MIT is chosen to redevelop Volpe’s 14 acres; Vision for Kendall Square parcel unknown
The Massachusetts Institute of Technology has been selected by the federal government to be its partner in developing the John A. Volpe Transportation Center and its 14-acre parcel in Kendall Square, the General Services Administration announced this afternoon.
MIT beat out 12 other firms who had qualified in a three-stage process that began in 2014. The government qualified bidders last year and released a final request for proposals this June. Bidders were to identify key personnel for the project, including a choice of three potential “lead designers” from separate architectural firms. Their responses have not been made public by the government, citing procurement confidentiality laws.
“The next step of the process will be the joint selection of the design team by the federal government and the exchange partner for the new federal facility,” said Patrick Sclafani, spokesman for the GSA.
It remains unclear what the future Volpe parcel will actually look like. The city has been waiting for the government to select a partner before finalizing zoning for the area. The Planning Board had recommended a zoning package last fall, but the City Council felt there was too much uncertainty in what the government would need for it to agree on zoning, so it shelved the process.
City officials recently appointed a Volpe Working Group to provide an “urban design framework” to the site developer – now MIT – and to inform the city’s zoning for the area. That group had its introductory meeting Oct. 20, but has been waiting for the federal process to move forward.
Peter Crawley, president of the East Cambridge Planning team and a member of the working group, said the institute was “an excellent choice, given the pool of applicants. I think MIT has the longest timeframe view … universities typically have 50- to 100-year timeframes that they plan along. In terms of building something with lasting value, I think they’re the top choice.”
Iram Farooq, Cambridge’s assistant city manager for planning, agreed: “I think having an entity like MIT be the selected is actually positive, because they are very rooted in Cambridge.
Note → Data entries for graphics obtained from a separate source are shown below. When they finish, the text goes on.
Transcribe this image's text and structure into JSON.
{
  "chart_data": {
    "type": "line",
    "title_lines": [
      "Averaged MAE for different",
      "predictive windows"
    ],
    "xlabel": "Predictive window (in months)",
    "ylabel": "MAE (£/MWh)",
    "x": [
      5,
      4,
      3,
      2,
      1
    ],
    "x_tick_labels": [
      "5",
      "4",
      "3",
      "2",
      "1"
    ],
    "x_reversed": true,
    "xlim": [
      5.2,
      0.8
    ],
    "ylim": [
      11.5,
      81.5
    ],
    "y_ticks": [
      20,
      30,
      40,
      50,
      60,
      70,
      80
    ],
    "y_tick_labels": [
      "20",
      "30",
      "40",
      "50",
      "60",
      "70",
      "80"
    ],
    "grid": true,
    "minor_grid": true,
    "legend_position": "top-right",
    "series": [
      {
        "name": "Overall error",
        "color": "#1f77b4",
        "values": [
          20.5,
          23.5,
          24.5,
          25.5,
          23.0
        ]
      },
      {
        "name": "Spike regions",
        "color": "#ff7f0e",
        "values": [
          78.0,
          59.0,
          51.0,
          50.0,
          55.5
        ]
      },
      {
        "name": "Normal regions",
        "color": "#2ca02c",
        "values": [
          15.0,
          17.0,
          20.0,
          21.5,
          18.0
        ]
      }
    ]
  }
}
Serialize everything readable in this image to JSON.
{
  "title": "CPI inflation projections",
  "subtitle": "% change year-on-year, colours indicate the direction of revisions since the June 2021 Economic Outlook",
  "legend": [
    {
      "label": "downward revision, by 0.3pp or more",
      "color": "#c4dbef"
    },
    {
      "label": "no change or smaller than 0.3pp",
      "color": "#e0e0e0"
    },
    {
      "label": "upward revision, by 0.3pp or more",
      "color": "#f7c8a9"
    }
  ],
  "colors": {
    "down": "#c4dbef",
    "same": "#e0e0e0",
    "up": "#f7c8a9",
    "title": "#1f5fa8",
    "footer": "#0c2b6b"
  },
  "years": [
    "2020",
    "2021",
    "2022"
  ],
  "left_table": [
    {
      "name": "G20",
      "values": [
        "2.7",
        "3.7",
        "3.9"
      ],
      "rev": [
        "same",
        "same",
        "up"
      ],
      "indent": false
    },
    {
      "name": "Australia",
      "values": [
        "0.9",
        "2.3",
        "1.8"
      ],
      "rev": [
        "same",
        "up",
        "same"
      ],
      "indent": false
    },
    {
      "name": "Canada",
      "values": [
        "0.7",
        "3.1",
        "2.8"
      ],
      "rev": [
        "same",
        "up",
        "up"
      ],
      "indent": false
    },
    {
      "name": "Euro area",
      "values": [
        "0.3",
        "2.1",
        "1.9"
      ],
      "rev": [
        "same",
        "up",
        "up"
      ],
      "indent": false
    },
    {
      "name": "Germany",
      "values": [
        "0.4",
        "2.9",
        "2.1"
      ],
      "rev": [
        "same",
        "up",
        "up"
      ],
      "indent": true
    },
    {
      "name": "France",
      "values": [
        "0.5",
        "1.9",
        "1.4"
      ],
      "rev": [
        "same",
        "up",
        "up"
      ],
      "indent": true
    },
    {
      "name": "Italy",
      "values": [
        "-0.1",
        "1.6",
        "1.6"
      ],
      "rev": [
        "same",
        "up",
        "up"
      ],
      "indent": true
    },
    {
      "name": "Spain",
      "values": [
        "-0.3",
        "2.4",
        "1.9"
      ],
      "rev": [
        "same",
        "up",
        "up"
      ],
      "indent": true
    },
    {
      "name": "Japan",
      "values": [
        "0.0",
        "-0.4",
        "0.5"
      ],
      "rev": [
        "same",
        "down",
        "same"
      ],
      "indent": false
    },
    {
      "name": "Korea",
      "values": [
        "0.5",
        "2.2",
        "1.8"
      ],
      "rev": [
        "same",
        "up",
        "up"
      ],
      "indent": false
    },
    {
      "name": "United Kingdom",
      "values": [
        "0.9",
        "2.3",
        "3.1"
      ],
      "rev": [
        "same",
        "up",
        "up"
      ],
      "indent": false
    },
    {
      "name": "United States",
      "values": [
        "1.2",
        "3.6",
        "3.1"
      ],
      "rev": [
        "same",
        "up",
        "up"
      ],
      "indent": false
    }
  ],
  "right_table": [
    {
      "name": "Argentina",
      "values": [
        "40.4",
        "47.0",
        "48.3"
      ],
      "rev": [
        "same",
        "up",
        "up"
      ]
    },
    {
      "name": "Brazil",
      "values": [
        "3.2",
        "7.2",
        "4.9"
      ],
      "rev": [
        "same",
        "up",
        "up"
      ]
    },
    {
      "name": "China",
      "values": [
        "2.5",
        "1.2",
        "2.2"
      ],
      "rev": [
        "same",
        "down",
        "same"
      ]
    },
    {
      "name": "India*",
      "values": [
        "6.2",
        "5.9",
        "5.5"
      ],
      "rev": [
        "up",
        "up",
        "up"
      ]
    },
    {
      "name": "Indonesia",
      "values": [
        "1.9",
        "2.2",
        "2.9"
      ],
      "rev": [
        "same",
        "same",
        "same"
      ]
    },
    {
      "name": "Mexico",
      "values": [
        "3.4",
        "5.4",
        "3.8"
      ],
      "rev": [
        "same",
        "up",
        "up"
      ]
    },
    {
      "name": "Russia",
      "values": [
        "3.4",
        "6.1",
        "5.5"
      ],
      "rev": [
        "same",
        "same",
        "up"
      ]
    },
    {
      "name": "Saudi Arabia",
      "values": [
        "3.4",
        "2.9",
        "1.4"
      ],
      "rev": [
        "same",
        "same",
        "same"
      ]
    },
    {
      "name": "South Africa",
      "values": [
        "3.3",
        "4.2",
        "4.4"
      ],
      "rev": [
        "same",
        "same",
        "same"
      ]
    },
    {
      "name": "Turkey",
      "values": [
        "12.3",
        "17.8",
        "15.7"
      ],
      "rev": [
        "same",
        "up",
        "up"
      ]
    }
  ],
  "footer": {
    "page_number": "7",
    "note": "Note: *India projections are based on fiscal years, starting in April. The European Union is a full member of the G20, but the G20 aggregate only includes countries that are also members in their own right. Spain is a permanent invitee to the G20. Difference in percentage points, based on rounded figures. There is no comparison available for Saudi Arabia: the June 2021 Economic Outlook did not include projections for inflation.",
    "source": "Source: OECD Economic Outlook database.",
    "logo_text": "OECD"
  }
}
Having somebody with that level of commitment is a good thing for a project.”
“It also is important that what happens on the Volpe site has a lot of impact on MIT’s campus, and so they have an investment in it, not just from a financial perspective, but from wanting a positive outcome long-term on the site, because it abuts their campus,” Farooq said.
MIT spokeswoman Kimberly Allen was unable to address the details of the proposal, including whether it would be exclusively commercial or might contain academic uses; who the proposed three design firms are; how it might interplay with MIT’s existing real estate projects in the area; or how many decades it might take to fully develop the parcel.
But MIT Executive Vice President Israel Ruiz said in a statement that the institute was “delighted” to be chosen. “We look forward to working with the federal government, the City of Cambridge, our Kendall Square neighbors and the MIT community as this process advances,” Ruiz said.
The selection comes as the institute is neck-deep in a permitting for a major development to build 1.5 million square feet across six buildings along Main Street in Kendall Square – one graduate dormitory, one residential building next to One Broadway, three commercial lab or office buildings and one small retail building. The overall project plan for those buildings has been approved by the Planning Board, although it has yet to review individual buildings.
As the selectee, MIT will construct an approximately 400,000-square-foot building to house the Volpe Center, which does transportation research. In exchange, it gets to develop the remainder of the Volpe Parcel at 55 Broadway, which is bounded by Broadway, Third and Binney streets and the 6th Street walkway (excluding the Third Square apartments at 303 Third St.).
According to the GSA’s bid documents, the award was based on three non-price factors and one price factor. The non-price factors were: development, construction and design qualifications; technical approach; and financial qualifications and plan. Details of the price factor have been omitted from public documents, but it appears to reflect the estimated cost of designing and delivering Volpe’s new building, plus a “value equalization amount” that bidders may choose to pay.